404 when do logout in Spring Security Rest Plugin for Grails

1
votes

I'm setting the security system on my project (Grails - Angularjs) with Spring Security Rest Plugin v1.5.4 (using spring security core 2.0.0) for Grails 2.4.4. Doc about this plugin can be found here.

I'm testing the login and logout with postman chrome rest client and I'm able to do a login OK, but I'm getting a 404 when I do logout.

In the documentation clearly says:

The logout filter exposes an endpoint for deleting tokens. It will read the token from an HTTP header. If found, will delete it from the storage, sending a 200 response. Otherwise, it will send a 404 response

You can configure it in Config.groovy using this properties:

Config key...................................................................................Default value

grails.plugin.springsecurity.rest.logout.endpointUrl....................../api/logout grails.plugin.springsecurity.rest.token.validation.headerName....X-Auth-Token

So, after doing a login successfully, I tried to do a logout to that url (my_host_url/api/logout) with a GET method and sending a header X-Auth-Token with the token I got previously from login.

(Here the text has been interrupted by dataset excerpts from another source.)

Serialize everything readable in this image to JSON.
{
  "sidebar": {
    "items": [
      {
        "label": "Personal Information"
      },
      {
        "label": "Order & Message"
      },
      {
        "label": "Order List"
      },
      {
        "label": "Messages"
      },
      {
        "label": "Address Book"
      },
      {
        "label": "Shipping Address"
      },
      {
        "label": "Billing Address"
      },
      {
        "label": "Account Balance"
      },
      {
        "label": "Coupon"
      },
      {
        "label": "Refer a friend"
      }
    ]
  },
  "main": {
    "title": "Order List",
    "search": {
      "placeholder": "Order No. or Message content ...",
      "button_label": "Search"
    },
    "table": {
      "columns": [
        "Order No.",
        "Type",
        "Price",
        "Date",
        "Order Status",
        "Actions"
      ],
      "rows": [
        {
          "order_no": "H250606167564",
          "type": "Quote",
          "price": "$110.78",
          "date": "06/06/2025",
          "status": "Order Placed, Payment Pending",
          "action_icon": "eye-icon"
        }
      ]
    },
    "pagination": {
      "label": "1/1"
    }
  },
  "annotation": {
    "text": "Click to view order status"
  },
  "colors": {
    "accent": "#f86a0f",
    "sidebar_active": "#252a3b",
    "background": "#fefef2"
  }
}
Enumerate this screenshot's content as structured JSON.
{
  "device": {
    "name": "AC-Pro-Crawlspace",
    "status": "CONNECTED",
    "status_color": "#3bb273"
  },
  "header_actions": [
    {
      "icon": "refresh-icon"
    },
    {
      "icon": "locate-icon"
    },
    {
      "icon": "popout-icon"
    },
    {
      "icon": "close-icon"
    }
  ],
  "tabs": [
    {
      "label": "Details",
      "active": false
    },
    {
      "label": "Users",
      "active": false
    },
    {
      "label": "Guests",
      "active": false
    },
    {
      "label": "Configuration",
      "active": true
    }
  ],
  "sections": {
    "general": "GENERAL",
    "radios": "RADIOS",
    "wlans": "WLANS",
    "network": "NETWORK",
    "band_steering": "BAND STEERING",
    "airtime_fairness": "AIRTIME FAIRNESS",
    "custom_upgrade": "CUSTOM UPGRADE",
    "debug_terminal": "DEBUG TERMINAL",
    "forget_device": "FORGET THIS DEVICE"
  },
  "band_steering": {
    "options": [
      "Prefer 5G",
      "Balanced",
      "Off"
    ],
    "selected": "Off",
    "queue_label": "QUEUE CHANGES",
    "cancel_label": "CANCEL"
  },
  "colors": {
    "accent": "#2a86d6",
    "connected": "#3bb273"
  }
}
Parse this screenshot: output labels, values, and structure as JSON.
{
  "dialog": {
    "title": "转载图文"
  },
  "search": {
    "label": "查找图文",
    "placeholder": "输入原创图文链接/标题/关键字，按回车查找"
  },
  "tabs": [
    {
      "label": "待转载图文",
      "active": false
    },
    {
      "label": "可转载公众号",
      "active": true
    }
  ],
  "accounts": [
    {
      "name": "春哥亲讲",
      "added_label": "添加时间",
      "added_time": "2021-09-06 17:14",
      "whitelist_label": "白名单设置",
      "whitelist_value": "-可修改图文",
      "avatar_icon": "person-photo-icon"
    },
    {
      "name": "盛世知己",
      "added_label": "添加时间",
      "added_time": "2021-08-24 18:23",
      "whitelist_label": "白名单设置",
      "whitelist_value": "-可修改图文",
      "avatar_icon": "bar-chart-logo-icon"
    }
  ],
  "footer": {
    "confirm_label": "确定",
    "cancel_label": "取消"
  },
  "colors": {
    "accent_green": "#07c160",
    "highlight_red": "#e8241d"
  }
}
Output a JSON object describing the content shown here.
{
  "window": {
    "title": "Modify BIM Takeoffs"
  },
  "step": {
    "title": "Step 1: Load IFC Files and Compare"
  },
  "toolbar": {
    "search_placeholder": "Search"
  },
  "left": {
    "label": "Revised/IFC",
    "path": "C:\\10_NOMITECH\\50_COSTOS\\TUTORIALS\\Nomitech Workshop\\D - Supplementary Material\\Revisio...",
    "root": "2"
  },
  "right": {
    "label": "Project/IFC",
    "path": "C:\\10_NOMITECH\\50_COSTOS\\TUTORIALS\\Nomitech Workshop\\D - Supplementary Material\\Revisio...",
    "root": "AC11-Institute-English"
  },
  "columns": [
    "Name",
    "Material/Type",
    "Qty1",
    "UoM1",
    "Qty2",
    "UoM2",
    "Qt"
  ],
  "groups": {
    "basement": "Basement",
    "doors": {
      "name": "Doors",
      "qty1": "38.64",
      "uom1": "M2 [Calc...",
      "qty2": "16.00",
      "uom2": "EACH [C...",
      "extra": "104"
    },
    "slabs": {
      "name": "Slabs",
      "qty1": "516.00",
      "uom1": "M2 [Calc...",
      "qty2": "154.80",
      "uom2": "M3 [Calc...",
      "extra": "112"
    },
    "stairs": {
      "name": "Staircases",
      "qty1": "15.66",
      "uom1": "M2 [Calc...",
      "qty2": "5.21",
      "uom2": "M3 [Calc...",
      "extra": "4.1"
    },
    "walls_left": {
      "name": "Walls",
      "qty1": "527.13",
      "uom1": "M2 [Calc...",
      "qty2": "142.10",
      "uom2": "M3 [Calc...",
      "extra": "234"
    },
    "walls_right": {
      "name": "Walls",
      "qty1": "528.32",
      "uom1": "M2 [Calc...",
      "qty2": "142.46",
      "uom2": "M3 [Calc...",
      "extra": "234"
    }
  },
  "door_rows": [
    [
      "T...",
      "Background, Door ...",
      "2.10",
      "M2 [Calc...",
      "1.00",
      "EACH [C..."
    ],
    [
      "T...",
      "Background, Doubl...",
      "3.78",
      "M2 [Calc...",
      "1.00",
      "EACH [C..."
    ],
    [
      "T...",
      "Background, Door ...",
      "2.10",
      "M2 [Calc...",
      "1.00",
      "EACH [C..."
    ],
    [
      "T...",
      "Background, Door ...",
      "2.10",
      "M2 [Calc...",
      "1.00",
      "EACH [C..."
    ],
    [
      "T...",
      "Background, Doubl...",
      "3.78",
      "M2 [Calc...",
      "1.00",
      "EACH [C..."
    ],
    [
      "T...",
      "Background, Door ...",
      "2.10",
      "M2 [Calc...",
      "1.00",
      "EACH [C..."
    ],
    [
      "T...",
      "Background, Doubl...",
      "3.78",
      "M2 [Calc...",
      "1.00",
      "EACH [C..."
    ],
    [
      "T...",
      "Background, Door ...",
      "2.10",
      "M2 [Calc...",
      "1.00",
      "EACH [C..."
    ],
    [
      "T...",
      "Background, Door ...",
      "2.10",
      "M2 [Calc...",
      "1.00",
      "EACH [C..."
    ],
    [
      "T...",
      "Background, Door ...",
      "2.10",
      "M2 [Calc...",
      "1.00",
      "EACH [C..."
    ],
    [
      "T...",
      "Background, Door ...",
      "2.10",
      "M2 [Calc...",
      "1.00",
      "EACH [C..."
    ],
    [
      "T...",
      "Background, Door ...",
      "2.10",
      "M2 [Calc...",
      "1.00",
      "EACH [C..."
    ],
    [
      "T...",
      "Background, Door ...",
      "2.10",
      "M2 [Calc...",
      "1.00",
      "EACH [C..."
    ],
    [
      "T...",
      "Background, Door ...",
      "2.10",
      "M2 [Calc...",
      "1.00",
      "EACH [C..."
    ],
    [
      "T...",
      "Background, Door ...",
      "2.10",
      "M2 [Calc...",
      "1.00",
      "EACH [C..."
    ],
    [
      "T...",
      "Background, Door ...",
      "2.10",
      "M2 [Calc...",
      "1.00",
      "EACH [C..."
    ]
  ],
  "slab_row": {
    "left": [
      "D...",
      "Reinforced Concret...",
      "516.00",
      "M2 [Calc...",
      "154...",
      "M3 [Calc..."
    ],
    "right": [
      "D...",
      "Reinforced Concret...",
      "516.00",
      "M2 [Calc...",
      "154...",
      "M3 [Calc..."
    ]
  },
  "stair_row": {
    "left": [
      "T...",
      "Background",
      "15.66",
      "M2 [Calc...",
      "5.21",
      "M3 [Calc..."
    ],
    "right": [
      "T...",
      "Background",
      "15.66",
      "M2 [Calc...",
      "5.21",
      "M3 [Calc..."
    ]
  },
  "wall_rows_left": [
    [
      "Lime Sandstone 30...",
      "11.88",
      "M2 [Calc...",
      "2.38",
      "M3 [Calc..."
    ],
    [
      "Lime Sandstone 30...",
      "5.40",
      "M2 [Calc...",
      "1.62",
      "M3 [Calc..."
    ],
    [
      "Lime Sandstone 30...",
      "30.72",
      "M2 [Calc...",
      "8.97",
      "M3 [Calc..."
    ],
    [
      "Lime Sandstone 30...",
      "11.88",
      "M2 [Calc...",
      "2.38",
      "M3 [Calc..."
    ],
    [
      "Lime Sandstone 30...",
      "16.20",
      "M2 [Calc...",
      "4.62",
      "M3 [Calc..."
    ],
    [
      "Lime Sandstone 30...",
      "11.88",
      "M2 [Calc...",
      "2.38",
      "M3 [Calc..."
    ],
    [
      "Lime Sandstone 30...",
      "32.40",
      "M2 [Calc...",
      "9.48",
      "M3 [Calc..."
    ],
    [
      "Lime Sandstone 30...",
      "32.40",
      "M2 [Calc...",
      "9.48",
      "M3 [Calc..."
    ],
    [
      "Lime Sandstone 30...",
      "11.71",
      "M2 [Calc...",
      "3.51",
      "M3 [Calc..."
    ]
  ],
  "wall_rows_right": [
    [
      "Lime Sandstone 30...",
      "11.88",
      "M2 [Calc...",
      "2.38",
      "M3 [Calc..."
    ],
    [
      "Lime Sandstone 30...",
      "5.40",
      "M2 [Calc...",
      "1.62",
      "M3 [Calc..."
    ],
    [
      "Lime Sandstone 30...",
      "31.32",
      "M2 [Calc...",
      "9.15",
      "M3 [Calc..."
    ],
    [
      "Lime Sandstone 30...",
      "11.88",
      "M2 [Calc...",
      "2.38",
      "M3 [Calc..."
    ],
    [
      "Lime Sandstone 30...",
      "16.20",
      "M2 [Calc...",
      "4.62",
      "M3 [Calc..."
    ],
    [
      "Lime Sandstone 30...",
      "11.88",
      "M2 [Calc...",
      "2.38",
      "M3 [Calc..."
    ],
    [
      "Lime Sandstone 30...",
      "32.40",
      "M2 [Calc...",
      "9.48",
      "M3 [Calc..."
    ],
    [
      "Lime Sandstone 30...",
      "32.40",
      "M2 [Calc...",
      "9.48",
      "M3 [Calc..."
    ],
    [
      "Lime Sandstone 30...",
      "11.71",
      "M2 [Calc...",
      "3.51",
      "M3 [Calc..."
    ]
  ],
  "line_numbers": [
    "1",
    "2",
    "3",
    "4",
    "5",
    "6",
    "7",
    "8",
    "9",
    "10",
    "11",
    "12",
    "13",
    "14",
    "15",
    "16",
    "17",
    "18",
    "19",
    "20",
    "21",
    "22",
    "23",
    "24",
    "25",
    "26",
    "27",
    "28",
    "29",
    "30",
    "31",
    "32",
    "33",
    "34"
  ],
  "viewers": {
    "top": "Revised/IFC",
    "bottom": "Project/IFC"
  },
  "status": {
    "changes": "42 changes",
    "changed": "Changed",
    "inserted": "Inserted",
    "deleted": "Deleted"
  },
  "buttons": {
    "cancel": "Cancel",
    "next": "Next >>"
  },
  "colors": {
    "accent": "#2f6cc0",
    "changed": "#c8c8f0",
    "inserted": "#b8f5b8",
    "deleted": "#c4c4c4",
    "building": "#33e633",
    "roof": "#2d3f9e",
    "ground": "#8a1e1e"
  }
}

But I keep getting a 404. See image below

enter image description here

Edit: I'm setting the chain map like this (in order to get a stateless behavior):

grails.plugin.springsecurity.filterChain.chainMap = [
        '/api/**': 'JOINED_FILTERS,-exceptionTranslationFilter,-authenticationProcessingFilter,-securityContextPersistenceFilter,-rememberMeAuthenticationFilter',  // Stateless chain
        '/**': 'JOINED_FILTERS,-restTokenValidationFilter,-restExceptionTranslationFilter'                                                                          // Traditional chain
]

So. What am I doing wrong here, or what am I missing?

Thanks in advance!

1
springrestgrailsspring-securityspring-security-rest
can you provide your code for "logout" method, i think, resource mapping is missing either "get" method or proper "path" - devbd
@devbd, thanks for your reply! Actually I didn't implement a logout method. I thought the plugin added this implicitly as the login method. Is that correct? - lealceldeiro
please check plugin default login url. i think, the url should be only "/logout" .. - devbd
my mistake.., please check if grails.plugin.springsecurity.filterChain.chainMap is set with "stateless" - devbd
5.2. Plugin configuration alvarosanchez.github.io/grails-spring-security-rest/latest/docs - devbd

1 Answers

1
votes

You missed another excerpt from the docs. It's a warning message literally before the chunk you quoted, and says:

Logout is not possible when using JWT tokens (the default strategy), as no state is kept in the server.

If you still want to have logout, you can provide your own implementation by creating a subclass of JwtTokenStorageService and overriding the methods storeToken and removeToken. Then, register your implementation in resources.groovy as tokenStorageService.